Namun sebuah penelitian yang diterbitkan minggu 20 September di Proceedings of the National Academy of Sciences menunjukkan alasan yang lebih mendasar mengapa Mars saat ini terlihat sangat berbeda dari 'marmer biru' Bumi.
"Nasib Mars sudah ditentukan sejak awal," kata Kun Wang, asisten profesor ilmu bumi dan planet di Arts & Sciences di Washington University, penulis senior studi tersebut, dilansir di Phys, Selasa (21/9).
"Kemungkinan ada ambang batas pada persyaratan ukuran planet berbatu untuk menahan air yang cukup untuk memungkinkan kelayakhunian dan lempeng tektonik, dengan massa melebihi Mars," tambahnya.
Untuk studi baru, Wang dan kolaboratornya menggunakan isotop stabil dari unsur kalium (K) untuk memperkirakan keberadaan, distribusi, dan kelimpahan elemen volatil di berbagai benda planet.
Kalium adalah unsur yang cukup mudah menguap, tetapi para ilmuwan memutuskan untuk menggunakannya sebagai semacam pelacak untuk unsur dan senyawa yang lebih mudah menguap, seperti air.
Ini adalah metode yang relatif baru yang menyimpang dari upaya sebelumnya untuk menggunakan rasio kalium-terhadap-thorium (Th) yang dikumpulkan oleh penginderaan jauh dan analisis kimia untuk menentukan jumlah volatil yang pernah dimiliki Mars.
Dalam penelitian sebelumnya, anggota kelompok penelitian menggunakan metode pelacak kalium untuk mempelajari pembentukan bulan.
Wang dan timnya mengukur komposisi isotop kalium dari 20 meteorit Mars yang dikonfirmasi sebelumnya, yang dipilih untuk mewakili komposisi silikat massal di planet merah.
Dengan menggunakan pendekatan ini, para peneliti menentukan bahwa Mars kehilangan lebih banyak kalium dan volatil lainnya daripada Bumi selama pembentukannya.

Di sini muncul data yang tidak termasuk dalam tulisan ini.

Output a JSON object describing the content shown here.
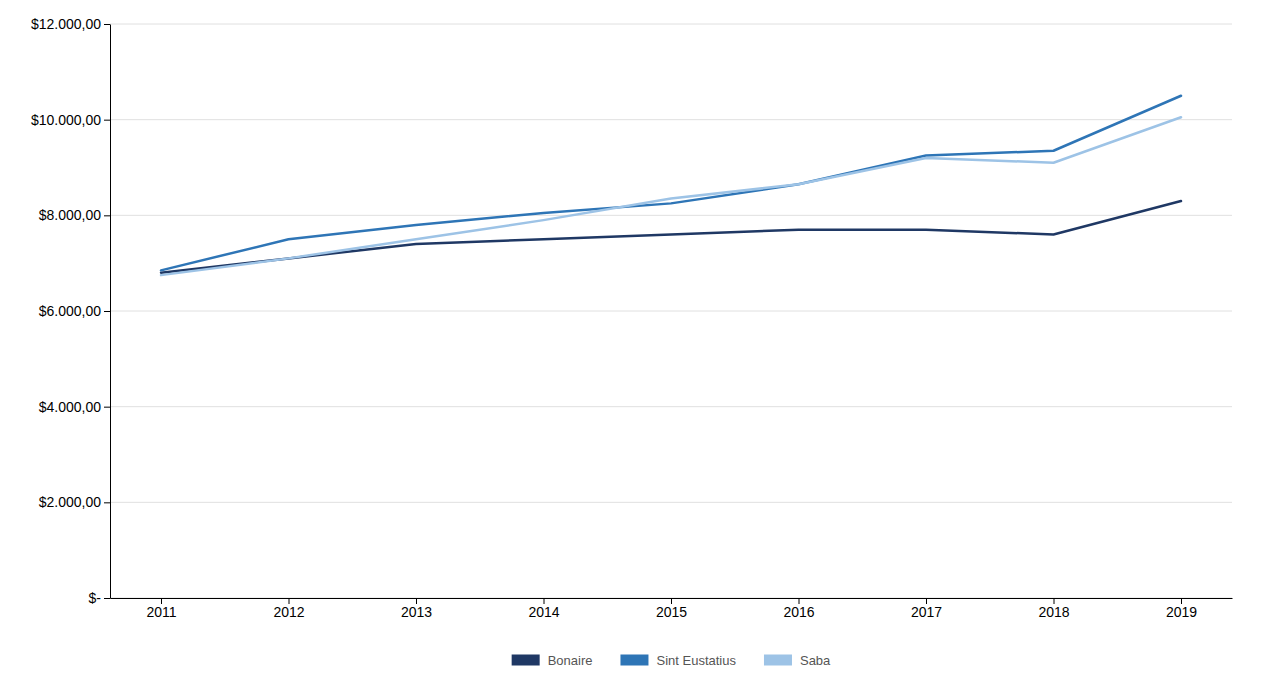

Tetapi mempertahankan lebih banyak volatil ini daripada bulan dan asteroid 4-Vesta, dua benda yang jauh lebih kecil dan lebih kering daripada Bumi dan Mars.
Para peneliti menemukan korelasi yang jelas antara ukuran tubuh dan komposisi isotop kalium.
"Alasan untuk kelimpahan jauh lebih rendah dari unsur-unsur volatil dan senyawanya di planet yang berbeda daripada di meteorit primitif yang tidak berdiferensiasi telah menjadi pertanyaan lama," kata Katharina Lodders, profesor peneliti ilmu bumi dan planet di Universitas Washington.
Temuan korelasi komposisi isotop K dengan gravitasi planet adalah penemuan baru dengan implikasi kuantitatif penting untuk kapan dan bagaimana planet yang berbeda menerima dan kehilangan volatilnya.
"Meteorit Mars adalah satu-satunya sampel yang tersedia bagi kami untuk mempelajari susunan kimiawi Mars," kata Wang.
Meteorit Mars itu memiliki usia yang bervariasi dari beberapa ratus juta hingga 4 miliar tahun dan mencatat sejarah evolusi volatilitas Mars.
Melalui pengukuran isotop elemen volatil sedang, seperti kalium, ilmuwan dapat menyimpulkan tingkat penipisan volatil planet massal dan membuat perbandingan antara badan tata surya yang berbeda.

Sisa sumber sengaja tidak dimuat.